Para não ser prezo em São Luis, a alternativa foi mudar-se para Brasília, onde ali encontrou a proteção de um grande e virtuoso político maranhense, o deputado Henrique de La Rocque Almeida, que ainda possibilitou ao casal condições de trabalho e de sobrevivência.
Na capital do país, ele e a esposa passaram a viver com mais tranqüilidade – ainda que algumas vezes tenha sofrido ameaças ou intimidações – tanto que progrediram profissionalmente e tiveram um filho, que pelo seu brilhantismo, chegou a projetar-se como técnico do Banco Central.
Mas a prematura morte do filho fez a vida de José Mário e Cleide mudar radicalmente. Brasília, em vez de sonhos, passou a ser pesadelo. Depois de uma temporada em Fortaleza, eles tomaram a decisão a mais acertada e conveniente: retornarem a São Luis, onde poderiam usufruir da companhia dos familiares e dos amigos aqui deixados.

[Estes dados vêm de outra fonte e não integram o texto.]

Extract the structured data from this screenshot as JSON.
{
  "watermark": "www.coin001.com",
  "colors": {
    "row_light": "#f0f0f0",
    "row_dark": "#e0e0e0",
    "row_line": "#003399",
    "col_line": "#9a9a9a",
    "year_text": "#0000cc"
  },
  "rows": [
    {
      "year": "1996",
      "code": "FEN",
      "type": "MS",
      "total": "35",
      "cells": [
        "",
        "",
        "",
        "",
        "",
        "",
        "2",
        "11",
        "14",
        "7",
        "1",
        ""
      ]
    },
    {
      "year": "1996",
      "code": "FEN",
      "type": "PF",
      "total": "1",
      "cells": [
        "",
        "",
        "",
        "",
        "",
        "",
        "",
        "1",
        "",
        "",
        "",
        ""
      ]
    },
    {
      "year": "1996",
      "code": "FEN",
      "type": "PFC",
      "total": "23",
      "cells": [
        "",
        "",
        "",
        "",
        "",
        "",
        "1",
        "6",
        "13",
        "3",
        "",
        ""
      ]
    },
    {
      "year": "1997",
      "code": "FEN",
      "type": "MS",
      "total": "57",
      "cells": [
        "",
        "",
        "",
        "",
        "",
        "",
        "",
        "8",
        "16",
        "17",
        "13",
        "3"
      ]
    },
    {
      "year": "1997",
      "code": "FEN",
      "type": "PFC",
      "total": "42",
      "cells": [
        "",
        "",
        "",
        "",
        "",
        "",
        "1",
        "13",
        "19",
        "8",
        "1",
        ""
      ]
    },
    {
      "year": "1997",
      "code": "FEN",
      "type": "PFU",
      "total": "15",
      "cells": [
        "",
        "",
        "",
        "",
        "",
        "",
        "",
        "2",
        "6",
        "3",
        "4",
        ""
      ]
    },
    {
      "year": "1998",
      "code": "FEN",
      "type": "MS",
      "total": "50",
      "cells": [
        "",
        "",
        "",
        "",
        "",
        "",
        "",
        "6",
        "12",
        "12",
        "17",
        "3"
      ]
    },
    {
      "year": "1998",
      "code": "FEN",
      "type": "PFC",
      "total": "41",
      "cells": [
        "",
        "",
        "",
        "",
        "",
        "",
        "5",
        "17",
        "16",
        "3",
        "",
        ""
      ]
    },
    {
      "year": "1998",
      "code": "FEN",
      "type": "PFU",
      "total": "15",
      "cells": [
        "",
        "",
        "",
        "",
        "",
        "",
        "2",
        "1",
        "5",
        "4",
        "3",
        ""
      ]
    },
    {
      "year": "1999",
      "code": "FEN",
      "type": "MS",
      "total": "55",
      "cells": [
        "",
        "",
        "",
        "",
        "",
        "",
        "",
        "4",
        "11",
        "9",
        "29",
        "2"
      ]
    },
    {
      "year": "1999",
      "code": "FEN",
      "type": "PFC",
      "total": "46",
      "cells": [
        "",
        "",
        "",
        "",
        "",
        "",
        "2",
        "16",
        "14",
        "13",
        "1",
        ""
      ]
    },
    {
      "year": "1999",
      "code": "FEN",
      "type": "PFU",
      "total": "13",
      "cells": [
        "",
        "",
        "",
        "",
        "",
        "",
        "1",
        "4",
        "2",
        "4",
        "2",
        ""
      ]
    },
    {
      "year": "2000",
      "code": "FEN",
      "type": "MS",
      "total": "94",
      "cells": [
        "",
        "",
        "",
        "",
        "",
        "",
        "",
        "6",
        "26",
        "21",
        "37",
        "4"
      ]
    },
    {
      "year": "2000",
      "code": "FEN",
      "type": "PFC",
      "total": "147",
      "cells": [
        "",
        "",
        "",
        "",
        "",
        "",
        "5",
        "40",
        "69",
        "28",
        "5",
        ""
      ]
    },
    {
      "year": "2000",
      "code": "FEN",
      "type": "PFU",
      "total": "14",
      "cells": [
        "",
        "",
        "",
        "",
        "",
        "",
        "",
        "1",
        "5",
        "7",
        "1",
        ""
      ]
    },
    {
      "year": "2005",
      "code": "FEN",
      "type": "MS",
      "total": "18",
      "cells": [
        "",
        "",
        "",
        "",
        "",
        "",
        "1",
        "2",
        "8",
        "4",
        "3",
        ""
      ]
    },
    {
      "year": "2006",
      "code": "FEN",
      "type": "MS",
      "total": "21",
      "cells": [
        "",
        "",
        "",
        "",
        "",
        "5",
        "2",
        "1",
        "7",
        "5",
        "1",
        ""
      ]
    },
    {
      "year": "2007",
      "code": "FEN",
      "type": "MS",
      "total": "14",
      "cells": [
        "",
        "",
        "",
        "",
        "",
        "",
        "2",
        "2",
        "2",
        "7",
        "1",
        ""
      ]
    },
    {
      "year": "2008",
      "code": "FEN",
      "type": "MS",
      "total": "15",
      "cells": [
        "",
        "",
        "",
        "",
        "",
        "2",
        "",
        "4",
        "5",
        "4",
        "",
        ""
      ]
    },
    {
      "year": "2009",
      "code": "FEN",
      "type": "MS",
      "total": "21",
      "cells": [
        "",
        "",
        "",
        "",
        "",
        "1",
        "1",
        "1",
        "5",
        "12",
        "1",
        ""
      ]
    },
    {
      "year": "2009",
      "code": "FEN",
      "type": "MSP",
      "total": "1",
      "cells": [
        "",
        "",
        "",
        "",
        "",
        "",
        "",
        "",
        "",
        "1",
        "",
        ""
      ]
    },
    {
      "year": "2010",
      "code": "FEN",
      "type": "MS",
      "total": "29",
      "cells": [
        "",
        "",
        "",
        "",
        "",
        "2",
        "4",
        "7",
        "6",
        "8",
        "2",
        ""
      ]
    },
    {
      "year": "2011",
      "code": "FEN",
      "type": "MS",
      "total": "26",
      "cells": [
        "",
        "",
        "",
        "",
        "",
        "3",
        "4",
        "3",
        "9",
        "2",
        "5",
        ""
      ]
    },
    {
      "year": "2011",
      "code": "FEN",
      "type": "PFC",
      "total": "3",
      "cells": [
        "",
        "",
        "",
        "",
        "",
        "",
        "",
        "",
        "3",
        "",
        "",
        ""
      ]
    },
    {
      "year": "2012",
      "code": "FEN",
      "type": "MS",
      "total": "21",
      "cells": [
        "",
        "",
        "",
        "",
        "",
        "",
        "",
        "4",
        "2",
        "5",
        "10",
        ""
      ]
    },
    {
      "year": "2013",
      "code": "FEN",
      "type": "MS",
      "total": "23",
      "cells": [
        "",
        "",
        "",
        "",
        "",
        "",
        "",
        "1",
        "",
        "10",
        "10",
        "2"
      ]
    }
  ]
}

Nos meados de 2014, deixaram definitivamente Brasília e estabeleceram-se nesta cidade, de onde estavam ausentes há meio século. Aqui, com residência num confortável apartamento do Calhau, José Mário e Cleide, já se habituavam à nova vida, advinda não apenas do convívio com os familiares, mas, também, da reaproximação com os amigos que ficaram felizes com o retorno deles às origens.
Quando tudo isso acontecia, um fato inesperado surge de modo cruel: José Mário não resiste ao ataque impiedoso e violento de uma virose, que, a despeito dos esforços médicos, o arrebata do nosso meio, que, de repente, perde uma de suas figuras mais inteligentes, lúcidas e íntegras.
Na fase de sua internação hospitalar, estive com ele duas vezes. Na primeira, se mostrava razoavelmente bem e mantivemos uma conversa longa em que a sua inconfundível risada chamava a atenção dos médicos e enfermeiros. Na segunda, já não era mais o mesmo. O quadro apresentado era sombrio e sinalizava algo de grave, pois pouco falava e se queixava de muitas dores. Essa visita ocorreu na manhã de 14 de fevereiro. Nessa noite, ele sucumbiu diante da morte. Infelizmente.